Seguimos nesse azul com projeto da designer Grabriela Araújo e direção geral da admirada Renata Farhat Borges, à frente da casa há algumas décadas e fazendo um trabalho lindo e consciencioso. Como aprendo lá!

O livro é dividido em três partes e reúne poemas escritos exclusivamente para a coleção. Demorei mas vim. Renata sempre cobrou.

Aqui o tom é afetuoso, um misto de ficção e memória, claro. Não se pode acreditar em tudo, nem que eu mesma tenha sido quem viveu as situações, mas muito do que sinto, sou e penso está ali. O filho é real e não é; os pais igualmente. Importante é tratar esse poemário como uma oportunidade de pensar a vida, no que ela tem de morte e ausência também.

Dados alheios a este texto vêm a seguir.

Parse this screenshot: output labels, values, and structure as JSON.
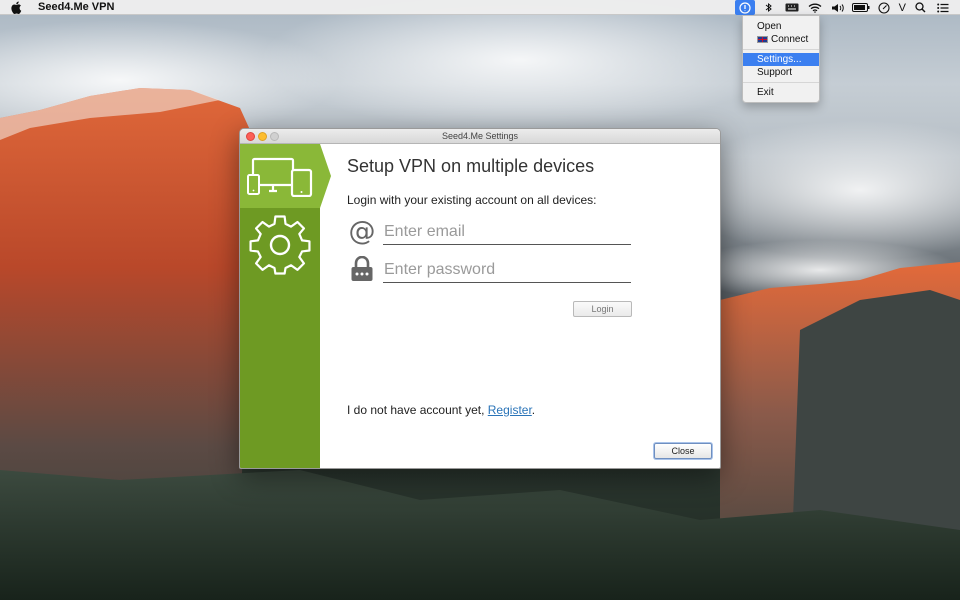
{
  "menubar": {
    "app_name": "Seed4.Me VPN",
    "right_text": "V",
    "icons": [
      "apple-icon",
      "seed4me-tray-icon",
      "bluetooth-icon",
      "keyboard-icon",
      "wifi-icon",
      "volume-icon",
      "battery-icon",
      "clock-icon",
      "spotlight-icon",
      "notification-center-icon"
    ]
  },
  "tray_menu": {
    "items": [
      "Open",
      "Connect",
      "Settings...",
      "Support",
      "Exit"
    ],
    "highlighted": "Settings..."
  },
  "window": {
    "title": "Seed4.Me Settings",
    "heading": "Setup VPN on multiple devices",
    "instruction": "Login with your existing account on all devices:",
    "email_placeholder": "Enter email",
    "email_value": "",
    "password_placeholder": "Enter password",
    "password_value": "",
    "at_symbol": "@",
    "login_label": "Login",
    "register_prefix": "I do not have account yet, ",
    "register_link": "Register",
    "register_suffix": ".",
    "close_label": "Close",
    "sidebar_tabs": [
      "devices-tab",
      "settings-tab"
    ]
  },
  "colors": {
    "sidebar_dark": "#6e9a23",
    "sidebar_active": "#8ab838",
    "menu_highlight": "#3b7ff0",
    "link": "#2a74b8"
  }
}
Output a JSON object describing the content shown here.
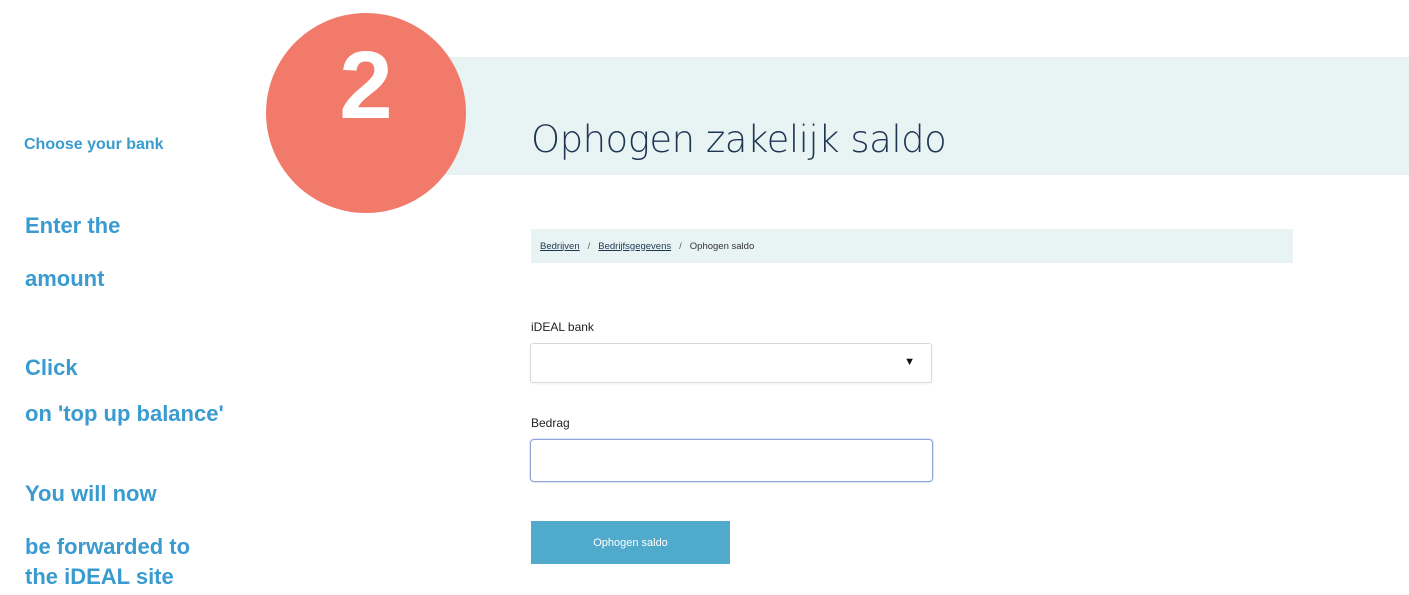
{
  "step": {
    "number": "2",
    "circle_color": "#f17a6a"
  },
  "instructions": {
    "line1": "Choose your bank",
    "line2": "Enter the",
    "line3": "amount",
    "line4": "Click",
    "line5": "on 'top up balance'",
    "line6": "You will now",
    "line7": "be forwarded to",
    "line8": "the iDEAL site",
    "color": "#3a9bd0"
  },
  "header": {
    "title": "Ophogen zakelijk saldo"
  },
  "breadcrumb": {
    "items": [
      "Bedrijven",
      "Bedrijfsgegevens",
      "Ophogen saldo"
    ],
    "separator": "/"
  },
  "form": {
    "bank_label": "iDEAL bank",
    "bank_value": "",
    "amount_label": "Bedrag",
    "amount_value": "",
    "submit_label": "Ophogen saldo"
  },
  "colors": {
    "accent": "#4faacb",
    "header_band": "#e8f4f4",
    "title": "#1e3552"
  }
}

O prefácio é da poeta Mariana Ianelli, o posfácio, da Renata, e fico aqui pensando aonde esse livro vai me levar. Ou me deixar. É meu décimo segundo poemário, desde 1997, quando comecei a publicar.

O lançamento 1 foi em Brasília, junto com o Instruções para arquitetos (Moinhos). A notícia trata disso, ó. O segundo lançamento será em São Paulo, terra da editora, na Livraria da Tarde, onde faremos uma tarde feliz. BH ainda não está no horizonte, mas virá.